Think about the word, keep it in your mind but don’t let it over control.
It could influence the drawings character, becoming:
  • confident, quiet, delicate, rough etc.
  • consider how you position it on the paper, large, small, should it touch 3 edges?

Teeth rhythm
Hair details
Describing a bolt

Wooden peg and woodgrain

Three studies of smooth driftwood

    Group discussion

I will explain how this workshop will help my research and hope that the discussion will be useful to everyone through analysis of your personal response to the changes made at each stage of drawing.

My intention

in this workshop is to see how drawings alter when a student’s focus changes:
  • drawings 1 and 2; working on a practical task, concentrating specifically on the object and how it’s edge interacts with the space. Responding with immediate decisions about the drawing and markmaking and avoiding over thinking mood or meaning.
  • drawing 3; how does a word held in the mind influence the drawn image and markmaking qualities; and how does it reflect the atmosphere or message differently?

This workshop ran smoothly, timing and tasks were appropriate and students enjoyed the changes in focus.
All agreed the warm ups in task 1 helped define how to approach the longer drawings and the swap in focus for task 2 and 3 was interesting to complete.

A few comments

‘Charcoal is instant but not for a small drawing, the warm up drawings were needed.’

‘Mechanical – connects to industry, lovely design - this is what the object is about- really look at this object in an unusual way.
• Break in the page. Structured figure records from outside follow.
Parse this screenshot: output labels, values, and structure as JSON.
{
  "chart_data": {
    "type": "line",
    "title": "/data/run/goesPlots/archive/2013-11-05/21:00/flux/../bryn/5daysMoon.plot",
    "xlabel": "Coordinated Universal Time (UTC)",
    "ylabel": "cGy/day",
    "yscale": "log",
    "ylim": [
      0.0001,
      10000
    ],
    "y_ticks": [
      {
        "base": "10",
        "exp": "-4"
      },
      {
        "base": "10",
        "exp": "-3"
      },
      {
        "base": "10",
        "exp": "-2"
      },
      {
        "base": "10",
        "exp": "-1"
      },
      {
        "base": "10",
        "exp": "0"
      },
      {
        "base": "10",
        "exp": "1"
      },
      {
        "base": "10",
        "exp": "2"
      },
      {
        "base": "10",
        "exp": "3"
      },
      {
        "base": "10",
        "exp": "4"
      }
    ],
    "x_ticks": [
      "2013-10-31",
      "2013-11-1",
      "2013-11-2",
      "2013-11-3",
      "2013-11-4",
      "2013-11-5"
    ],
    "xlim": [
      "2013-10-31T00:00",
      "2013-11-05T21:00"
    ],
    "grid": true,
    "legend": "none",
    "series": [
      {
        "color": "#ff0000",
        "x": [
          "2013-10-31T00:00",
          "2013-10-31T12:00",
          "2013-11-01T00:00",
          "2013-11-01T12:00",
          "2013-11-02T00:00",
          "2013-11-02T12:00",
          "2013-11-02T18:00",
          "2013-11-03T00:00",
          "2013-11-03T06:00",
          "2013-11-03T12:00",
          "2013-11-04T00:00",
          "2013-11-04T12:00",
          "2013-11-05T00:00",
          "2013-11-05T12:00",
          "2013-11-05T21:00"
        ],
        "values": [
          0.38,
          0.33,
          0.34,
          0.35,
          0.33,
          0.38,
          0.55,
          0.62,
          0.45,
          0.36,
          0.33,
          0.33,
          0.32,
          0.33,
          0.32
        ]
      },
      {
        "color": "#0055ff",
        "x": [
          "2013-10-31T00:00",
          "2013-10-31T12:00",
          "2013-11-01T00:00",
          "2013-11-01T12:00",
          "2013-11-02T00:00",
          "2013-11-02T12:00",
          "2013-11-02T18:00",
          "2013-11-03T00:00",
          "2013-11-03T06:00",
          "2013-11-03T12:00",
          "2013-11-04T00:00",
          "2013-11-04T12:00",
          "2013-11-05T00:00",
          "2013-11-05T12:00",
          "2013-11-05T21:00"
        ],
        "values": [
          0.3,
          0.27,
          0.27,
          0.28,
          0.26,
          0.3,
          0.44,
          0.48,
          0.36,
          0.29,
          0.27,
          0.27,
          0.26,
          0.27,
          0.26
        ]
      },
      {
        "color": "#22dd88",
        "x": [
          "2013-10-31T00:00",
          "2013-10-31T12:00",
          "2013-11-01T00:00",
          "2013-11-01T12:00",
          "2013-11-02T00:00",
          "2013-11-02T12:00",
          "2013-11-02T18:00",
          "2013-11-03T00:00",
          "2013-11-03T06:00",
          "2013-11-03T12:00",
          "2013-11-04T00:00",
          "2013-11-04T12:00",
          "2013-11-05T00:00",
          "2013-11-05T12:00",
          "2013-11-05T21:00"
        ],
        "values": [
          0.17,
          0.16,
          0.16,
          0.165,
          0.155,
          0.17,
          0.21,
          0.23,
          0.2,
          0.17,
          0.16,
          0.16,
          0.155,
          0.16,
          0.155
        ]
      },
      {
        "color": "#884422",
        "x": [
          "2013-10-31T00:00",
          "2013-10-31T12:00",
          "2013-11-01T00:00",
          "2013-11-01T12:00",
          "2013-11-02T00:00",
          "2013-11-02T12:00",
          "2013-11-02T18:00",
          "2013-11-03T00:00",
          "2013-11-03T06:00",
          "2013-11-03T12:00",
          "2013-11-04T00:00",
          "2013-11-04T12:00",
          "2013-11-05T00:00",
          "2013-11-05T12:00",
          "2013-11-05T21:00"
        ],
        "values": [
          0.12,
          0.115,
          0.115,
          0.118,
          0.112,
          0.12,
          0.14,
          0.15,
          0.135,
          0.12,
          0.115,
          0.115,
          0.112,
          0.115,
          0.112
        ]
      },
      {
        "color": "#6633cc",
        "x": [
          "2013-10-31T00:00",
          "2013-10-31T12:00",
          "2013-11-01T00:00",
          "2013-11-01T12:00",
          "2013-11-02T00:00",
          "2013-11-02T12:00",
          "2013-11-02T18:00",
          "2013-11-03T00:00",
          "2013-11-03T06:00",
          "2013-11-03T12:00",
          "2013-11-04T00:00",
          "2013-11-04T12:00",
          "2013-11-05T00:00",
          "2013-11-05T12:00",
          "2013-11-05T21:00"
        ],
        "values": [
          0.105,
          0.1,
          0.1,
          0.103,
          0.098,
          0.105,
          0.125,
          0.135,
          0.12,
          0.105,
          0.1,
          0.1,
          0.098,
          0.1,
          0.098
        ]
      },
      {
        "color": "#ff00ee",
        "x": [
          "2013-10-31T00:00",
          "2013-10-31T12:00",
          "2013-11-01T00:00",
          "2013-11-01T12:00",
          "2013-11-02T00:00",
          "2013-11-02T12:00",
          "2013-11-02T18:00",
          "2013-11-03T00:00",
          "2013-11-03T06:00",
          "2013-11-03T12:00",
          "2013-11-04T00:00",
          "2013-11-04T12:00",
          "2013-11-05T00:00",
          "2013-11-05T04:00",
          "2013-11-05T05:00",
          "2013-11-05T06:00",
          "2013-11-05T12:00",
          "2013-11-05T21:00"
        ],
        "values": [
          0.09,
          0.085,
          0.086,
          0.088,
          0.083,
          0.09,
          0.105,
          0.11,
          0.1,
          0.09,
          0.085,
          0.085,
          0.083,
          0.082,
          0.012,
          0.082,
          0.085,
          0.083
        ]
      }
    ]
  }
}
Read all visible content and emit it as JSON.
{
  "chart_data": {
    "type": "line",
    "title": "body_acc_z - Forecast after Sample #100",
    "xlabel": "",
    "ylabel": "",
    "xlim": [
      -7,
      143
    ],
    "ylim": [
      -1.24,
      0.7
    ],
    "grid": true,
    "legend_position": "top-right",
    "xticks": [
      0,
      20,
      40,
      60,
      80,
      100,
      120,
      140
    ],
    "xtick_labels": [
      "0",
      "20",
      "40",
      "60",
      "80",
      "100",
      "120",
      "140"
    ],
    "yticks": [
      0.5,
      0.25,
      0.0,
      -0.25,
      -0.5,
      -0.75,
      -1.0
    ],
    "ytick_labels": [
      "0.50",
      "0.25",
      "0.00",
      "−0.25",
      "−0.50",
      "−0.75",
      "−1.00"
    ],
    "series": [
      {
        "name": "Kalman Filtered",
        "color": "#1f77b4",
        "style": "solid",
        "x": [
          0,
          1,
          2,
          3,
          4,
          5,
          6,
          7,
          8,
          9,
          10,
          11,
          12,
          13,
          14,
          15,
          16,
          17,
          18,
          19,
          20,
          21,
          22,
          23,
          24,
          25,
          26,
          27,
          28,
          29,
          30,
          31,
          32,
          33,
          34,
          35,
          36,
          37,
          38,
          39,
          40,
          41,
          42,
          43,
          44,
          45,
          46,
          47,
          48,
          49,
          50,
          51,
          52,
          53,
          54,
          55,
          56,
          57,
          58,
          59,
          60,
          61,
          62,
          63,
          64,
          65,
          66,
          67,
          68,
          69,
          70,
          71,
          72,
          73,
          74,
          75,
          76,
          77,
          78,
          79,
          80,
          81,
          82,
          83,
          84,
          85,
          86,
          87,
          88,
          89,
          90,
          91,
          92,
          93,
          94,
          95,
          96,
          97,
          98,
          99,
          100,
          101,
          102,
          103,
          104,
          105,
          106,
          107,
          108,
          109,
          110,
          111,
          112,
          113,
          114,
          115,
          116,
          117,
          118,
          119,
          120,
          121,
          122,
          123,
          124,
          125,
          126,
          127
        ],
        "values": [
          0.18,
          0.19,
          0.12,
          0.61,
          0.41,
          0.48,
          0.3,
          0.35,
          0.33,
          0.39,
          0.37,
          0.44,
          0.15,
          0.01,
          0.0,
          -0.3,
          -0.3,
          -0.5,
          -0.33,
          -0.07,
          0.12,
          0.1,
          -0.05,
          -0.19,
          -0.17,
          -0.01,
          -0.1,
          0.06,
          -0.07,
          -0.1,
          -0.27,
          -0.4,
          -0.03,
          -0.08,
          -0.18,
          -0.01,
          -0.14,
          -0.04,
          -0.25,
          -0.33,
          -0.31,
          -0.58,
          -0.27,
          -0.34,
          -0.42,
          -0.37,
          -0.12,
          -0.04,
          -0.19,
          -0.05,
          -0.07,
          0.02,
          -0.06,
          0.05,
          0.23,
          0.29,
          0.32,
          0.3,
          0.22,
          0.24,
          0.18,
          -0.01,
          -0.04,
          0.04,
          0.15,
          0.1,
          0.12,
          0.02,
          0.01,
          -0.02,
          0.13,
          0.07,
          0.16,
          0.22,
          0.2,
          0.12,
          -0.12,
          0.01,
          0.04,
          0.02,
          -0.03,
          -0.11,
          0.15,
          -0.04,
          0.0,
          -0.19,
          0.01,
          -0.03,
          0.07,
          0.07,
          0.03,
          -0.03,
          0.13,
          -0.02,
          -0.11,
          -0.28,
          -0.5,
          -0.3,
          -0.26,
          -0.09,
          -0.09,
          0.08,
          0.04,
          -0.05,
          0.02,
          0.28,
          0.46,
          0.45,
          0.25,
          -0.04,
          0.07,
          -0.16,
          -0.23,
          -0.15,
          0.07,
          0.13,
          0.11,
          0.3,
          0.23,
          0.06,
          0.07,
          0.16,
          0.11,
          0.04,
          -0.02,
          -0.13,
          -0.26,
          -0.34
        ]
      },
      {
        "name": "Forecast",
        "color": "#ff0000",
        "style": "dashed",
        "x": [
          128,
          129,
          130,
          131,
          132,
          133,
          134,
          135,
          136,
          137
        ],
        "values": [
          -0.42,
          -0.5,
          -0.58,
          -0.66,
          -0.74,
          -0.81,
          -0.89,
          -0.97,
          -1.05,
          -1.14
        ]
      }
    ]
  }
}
You could live your whole lifetime and never really look at that object like that.’

‘Varying the outline interacts object with air around it, it becomes a working object, it explains its purpose, the role of the wheel, rotates.’

‘The site becomes more important, it unified things, both made from wood. The word added more about growth and scale.’

‘The word animates the drawing in a different way, it associates stuff to it.’

‘Fun of word, drawing becomes more abstracted taking it somewhere else.’

‘The word drawing was very different, thinking changed obviously, searching for something, it evolved from the object, I used an erasure to remove, emptying.’

‘Chains progression through three drawings until nothing is left but half a link, a very peaceful drawing.’

‘The erotic was there in the first warm ups, returned to and emphasised in drawing 3, it evolved.’

‘Line develops like a little aliens series, pushes through progression of drawings,
moving out of your comfort zone.’

‘The warm up drawing expresses freedom through its unfinished nature.’


When focusing on the specific task in 1 and 2, there remains an underlying influence or inherent ‘ness’1 evident in the individual drawings. Meaning is read through the relation of marks and compositional elements, often referenced instinctively (by wisdom and knowledge). A confident drawing expresses this meaning but does not overdo it. Introduction of the word affects intentions in drawing 3 and exaggerates the ‘ness’, emotional or other essence exposed in the drawing.

1. A word frequently used by Chelsea tutors.